Assured and in control? Or faltering and winging it a bit?
To lead, confidence is key.
That’s probably not new news. But it might be something you’ve taken for granted, but not necessarily worked at.
Confidence isn’t an innate trait. Those people you see deliver ‘effortlessly brilliant’ Ted talks aren’t born with it coursing through their veins. Leaders of global enterprises don’t get gifted it when they get to board level. They’ve worked for it – and continue to do so.
Confidence is a foundation for good leadership – especially in uncertain or challenging times. It gives you the power to make decisions and helps your team rally behind you and trust the direction you’re taking them in.
So when leading, confidence is vital. But how do we get more of it? Not the one-off burst of confidence that sees you through a presentation or speech, but the real, authentic stuff that helps you be more assured and in control ever day?
In a recent episode of On Purpose, Jay Shetty shared some great insight into seven things that confident people do differently.
1) Saying yes and then figuring it out
As Shetty says: “Doing this places positive pressure on yourself to have to figure it out.” When you say no you lose the opportunity to learn, to grow, and develop new skills.
Richard Branson in Finding My Virginity said: “if someone offers you an amazing opportunity but you are not sure you can do it … say yes and learn how to do it later”
Confidence is in learning how to do it.
2) Saying NO when it’s against your values
Equally, saying no to things that are against your values is key. Staying true to the values you prioritise both in and outside of work “protects every future Yes”.
Confidence is about doing what you really care about.
3) Work in alignment with your dream
“Chasing the dream that society gives you will leave you with anxiety”. If you’re focused on achieving someone else’s dream, you’ll never feel smart enough – or confident enough.
Confidence comes from achieving what you want to achieve.
4) Focus on IMPROVEMENT not perfection
Take Ronaldo and the stories about him being at training 3 hours before anyone else, despite being one of the best players in the world.
If you chase perfection, you will either reach it and become complacent or you never reach and you become overwhelmed. Focus on improvement you will always have a measure.
Anywhere in your life where you don’t feel the best – think where you can improve.
5) TALK LESS around unintelligent conversations
Stay away from gossip, criticism, negativity, and toxic conversations.
And don’t try and correct or always be the biggest person – as Abraham Lincoln said: “Better to remain silent and be thought a fool, than to speak out and remove all doubt.”

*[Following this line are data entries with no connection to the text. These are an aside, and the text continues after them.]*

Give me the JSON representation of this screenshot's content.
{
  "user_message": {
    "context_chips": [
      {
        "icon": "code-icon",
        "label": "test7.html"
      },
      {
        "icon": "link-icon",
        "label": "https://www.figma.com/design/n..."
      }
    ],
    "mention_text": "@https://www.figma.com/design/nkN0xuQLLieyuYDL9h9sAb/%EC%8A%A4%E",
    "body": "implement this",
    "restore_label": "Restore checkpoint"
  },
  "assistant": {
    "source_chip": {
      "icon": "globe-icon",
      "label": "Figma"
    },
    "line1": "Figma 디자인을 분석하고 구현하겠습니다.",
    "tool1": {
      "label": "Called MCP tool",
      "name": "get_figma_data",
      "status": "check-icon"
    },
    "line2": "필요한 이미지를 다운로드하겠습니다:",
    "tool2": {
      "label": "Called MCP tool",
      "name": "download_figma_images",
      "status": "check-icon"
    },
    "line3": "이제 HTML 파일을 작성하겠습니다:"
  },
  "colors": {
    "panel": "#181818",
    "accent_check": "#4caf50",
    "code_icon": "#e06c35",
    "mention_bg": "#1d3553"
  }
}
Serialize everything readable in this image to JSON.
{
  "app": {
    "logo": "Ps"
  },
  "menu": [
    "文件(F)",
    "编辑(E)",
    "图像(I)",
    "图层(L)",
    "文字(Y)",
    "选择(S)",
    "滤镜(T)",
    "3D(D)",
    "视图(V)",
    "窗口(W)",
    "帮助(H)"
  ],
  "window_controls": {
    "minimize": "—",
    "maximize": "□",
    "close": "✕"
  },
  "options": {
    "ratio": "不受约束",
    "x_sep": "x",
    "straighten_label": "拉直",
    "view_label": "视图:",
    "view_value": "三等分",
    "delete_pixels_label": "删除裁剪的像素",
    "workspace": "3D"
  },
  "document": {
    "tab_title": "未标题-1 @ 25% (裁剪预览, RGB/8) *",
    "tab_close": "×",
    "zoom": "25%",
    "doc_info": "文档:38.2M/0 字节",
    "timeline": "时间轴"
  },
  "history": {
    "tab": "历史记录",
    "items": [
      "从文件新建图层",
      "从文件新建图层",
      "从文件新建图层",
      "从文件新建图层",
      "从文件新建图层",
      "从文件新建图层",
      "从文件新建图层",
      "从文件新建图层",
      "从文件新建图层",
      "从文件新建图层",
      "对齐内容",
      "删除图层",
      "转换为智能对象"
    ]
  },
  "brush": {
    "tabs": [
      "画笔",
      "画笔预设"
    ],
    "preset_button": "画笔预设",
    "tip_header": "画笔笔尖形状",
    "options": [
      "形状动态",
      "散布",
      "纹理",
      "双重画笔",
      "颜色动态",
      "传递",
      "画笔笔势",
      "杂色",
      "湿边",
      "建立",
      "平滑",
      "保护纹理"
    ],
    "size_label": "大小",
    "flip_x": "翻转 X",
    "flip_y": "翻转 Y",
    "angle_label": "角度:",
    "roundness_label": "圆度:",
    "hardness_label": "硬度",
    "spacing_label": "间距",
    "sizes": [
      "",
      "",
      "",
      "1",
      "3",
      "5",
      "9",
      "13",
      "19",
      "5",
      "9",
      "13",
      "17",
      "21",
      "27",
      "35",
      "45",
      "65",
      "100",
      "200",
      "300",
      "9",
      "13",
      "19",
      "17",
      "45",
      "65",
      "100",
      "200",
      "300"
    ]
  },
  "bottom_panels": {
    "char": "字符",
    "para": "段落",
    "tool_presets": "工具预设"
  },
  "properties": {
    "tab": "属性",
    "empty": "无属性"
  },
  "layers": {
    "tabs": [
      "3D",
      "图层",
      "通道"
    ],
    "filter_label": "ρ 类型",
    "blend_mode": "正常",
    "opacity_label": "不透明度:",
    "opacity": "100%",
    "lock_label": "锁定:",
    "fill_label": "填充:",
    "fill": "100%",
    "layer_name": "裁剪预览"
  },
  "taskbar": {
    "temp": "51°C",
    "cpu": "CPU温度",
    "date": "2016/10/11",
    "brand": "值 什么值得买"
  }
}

Sometimes showing confidence is to stay silent – knowing when people want to hear something or who they want to hear it from is a great skill to have.
6) Ask POWERFUL questions
Asking questions is what helps us grow the most. But not just any question, think beyond what is being spoken about to what will spark new discussion, new thinking.
When you ask the right questions, you show curiosity and the confidence to challenge and push things on.
7) Discuss IDEAS and work on your VULNERABILITY
Eleanor Roosevelt said: “Great minds discuss ideas, average minds discuss events, small minds discuss people.”
Confidence doesn’t come from blind faith and conviction – it comes from discussing your ideas with others. Embracing your vulnerability and the possibility of being challenged shows real strength.
Getting confidence and keeping confidence, is a lifelong thing. It’s a habit and a muscle that needs to be worked, to be developed and to be put into practice.
Confident leaders stay confident by finding daily ways to improve themselves. Try putting a couple of Jay Shetty’s habits into action today and see if you can boost your leadership confidence.